Castro menegaskan, seluruh pihak yang terlibat harus disasar oleh penyidik Jaksa Agung Muda Pidana Khusus (Jampidsus) Kejaksaan Agung, apabila ditemukan dua alat bukti permulaan yang cukup.
“Jadi itu yang mesti disasar oleh penyidik untuk memastikan bahwa semua mereka yang terlibat dengan peran masing-masing betul-betul disasar oleh penyidik Kejaksaan Agung,” tuturnya.

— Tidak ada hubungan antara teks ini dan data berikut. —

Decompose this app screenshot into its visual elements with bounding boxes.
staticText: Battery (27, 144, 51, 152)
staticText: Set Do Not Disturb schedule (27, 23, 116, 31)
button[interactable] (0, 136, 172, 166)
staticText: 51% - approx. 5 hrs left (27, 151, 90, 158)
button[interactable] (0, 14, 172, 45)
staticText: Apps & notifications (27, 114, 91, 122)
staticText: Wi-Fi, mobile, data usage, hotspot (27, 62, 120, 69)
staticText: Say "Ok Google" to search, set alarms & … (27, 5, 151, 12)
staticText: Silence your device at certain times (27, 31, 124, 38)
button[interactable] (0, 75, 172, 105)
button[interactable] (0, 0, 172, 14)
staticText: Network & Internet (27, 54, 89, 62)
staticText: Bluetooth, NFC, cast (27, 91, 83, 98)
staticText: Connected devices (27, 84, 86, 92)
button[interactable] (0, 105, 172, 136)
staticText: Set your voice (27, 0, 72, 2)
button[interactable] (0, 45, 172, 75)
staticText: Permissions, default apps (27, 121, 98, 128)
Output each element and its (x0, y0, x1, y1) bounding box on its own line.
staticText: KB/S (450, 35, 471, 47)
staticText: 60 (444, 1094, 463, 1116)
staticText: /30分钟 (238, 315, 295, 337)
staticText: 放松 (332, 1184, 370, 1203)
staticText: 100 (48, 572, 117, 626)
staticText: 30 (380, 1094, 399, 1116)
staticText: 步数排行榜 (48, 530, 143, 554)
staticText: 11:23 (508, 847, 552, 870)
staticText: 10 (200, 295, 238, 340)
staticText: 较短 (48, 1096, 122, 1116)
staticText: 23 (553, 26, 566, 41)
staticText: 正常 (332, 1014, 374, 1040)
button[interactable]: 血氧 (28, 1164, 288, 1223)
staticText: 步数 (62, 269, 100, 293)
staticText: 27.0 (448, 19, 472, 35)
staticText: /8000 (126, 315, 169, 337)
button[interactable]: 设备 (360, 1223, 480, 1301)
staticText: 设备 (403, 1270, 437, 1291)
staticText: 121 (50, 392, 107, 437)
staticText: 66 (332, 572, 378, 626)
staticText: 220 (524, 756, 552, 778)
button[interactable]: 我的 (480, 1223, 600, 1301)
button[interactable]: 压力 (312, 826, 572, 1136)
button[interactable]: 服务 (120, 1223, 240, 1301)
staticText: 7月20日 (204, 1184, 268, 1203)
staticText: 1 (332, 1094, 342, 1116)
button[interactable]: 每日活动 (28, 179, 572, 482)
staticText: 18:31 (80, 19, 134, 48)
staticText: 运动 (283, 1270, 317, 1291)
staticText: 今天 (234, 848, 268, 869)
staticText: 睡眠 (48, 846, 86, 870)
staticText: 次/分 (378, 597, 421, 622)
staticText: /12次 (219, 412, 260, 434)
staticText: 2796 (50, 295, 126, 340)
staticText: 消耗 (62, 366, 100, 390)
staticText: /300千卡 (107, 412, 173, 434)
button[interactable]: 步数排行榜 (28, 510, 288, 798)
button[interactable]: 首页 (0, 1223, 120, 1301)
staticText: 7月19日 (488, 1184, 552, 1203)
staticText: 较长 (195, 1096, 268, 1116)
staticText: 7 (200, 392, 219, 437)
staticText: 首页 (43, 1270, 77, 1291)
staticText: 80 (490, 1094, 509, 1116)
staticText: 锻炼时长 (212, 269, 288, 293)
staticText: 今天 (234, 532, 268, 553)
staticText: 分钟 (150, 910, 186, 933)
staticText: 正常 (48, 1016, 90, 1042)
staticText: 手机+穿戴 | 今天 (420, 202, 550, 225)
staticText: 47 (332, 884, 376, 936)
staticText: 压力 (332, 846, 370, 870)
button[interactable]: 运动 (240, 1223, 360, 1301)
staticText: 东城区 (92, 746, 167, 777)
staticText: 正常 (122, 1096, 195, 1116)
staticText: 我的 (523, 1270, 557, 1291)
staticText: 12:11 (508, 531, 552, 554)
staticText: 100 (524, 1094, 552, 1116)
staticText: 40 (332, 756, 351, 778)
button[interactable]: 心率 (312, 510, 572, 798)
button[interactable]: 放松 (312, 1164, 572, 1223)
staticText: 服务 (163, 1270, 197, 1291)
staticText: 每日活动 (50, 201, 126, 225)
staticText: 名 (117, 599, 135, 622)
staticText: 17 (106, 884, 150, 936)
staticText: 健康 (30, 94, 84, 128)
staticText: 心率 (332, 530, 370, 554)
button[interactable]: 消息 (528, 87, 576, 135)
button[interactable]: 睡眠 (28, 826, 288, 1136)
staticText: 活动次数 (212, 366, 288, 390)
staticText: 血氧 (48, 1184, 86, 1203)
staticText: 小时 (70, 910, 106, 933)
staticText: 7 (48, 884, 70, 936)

Menurut Castro, kasus suap ini harus diusut tuntas oleh penyidik Jampidsus Kejaksaan Agung sebagai momentum untuk membersihkan praktik mafia peradilan di lingkup Mahkamah Agung (MA). Ia meyakini bahwa kongkalikong di dunia peradilan tidak hanya terjadi dalam perkara suap putusan CPO.
“Karena mustahil itu hanya melibatkan satu perusahaan. Ini adalah semacam bentuk mafia di dalam sistem peradilan kita yang tidak mungkin hanya terjadi satu-dua kali. Itu pasti sudah sering terjadi,” ujarnya.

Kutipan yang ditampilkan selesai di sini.